Plant production systems not only offer the traditional advantages of proper eukaryotic protein modification, low costs, high scalability, and increased safety but also allow the production of biologics at unprecedented speed to control potential pandemics or with specific post-translational modifications for superior potency or safety. These advantages make plants a superior alternative production system for biologic production. However, it is unlikely that plants will replace mammalian cells as the primary host for biologic production in the foreseeable future. Instead, plant-based systems will likely have a broad range of special niches for the production of specific biologics.

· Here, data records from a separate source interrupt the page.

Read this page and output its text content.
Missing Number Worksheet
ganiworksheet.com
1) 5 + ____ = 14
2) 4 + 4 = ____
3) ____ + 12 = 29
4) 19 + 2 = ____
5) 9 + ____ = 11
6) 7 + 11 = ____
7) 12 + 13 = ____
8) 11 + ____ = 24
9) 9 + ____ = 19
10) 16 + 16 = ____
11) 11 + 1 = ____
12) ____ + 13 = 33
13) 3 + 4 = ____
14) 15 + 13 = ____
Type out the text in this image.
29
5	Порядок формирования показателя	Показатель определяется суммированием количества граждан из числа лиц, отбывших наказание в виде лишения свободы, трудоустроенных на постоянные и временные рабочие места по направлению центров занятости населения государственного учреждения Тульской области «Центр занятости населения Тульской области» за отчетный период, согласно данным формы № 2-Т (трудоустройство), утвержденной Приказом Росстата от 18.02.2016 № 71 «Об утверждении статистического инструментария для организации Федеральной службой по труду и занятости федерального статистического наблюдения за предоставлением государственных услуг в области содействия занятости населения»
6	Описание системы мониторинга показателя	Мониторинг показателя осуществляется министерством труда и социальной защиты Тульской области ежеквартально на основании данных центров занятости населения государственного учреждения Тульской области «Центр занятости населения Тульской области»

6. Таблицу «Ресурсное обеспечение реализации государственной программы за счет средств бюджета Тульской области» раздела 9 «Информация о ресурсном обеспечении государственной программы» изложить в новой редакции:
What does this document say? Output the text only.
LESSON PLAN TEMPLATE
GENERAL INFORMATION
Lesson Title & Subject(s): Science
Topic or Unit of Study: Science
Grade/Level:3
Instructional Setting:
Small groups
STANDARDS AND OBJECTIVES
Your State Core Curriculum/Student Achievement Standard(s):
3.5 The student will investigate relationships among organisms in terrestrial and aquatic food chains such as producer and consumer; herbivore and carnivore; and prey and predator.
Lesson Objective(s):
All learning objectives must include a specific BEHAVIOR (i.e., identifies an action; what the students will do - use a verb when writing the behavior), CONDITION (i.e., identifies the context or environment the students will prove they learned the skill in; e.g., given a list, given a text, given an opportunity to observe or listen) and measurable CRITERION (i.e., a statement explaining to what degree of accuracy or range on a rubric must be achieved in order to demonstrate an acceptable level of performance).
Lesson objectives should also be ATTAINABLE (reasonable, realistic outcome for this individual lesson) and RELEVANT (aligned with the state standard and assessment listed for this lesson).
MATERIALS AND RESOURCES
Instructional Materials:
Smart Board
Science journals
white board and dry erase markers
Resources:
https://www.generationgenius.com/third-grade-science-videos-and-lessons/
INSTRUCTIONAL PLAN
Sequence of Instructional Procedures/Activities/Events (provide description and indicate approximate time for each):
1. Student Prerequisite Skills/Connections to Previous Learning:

Plants would be a system of choice to produce biosimilars because of their large capacity to rapidly generate biologics at low cost, the ability to easily incorporate post-translational modifications, and their low contamination risks with animal or human pathogens. For similar reasons, plants also offer an optimal system to produce biologics requiring extraordinarily large-quantity production that have relatively low profit margins. Plants will also be essential for producing safer and more effective biobetters due to the flexibility of producing biologics with specific and homogeneous mammalian glycoforms that cannot currently be easily produced by other cell culture systems. For the ultimate adoption and success of PMB technologies, it is crucial to overcome the scalability issue in downstream processing and vastly expand the approval pipeline of plant-made proteins in several key classes of biologics, such as mAbs and vaccines, within the next decade. Overall, the favorable outcome with ZMapp™ and the involvement of big pharma are promising signs and a harbinger of new optimism for the PMB field.

Abbreviations

PMBs, plant-made biologics; mAb, monoclonal antibody; VLP, virus-like particle; HA, hemagglutinin; GCD, glucocerebrosidase; FDA, US Food and Drug Administration; cGMP, good manufacturing practice.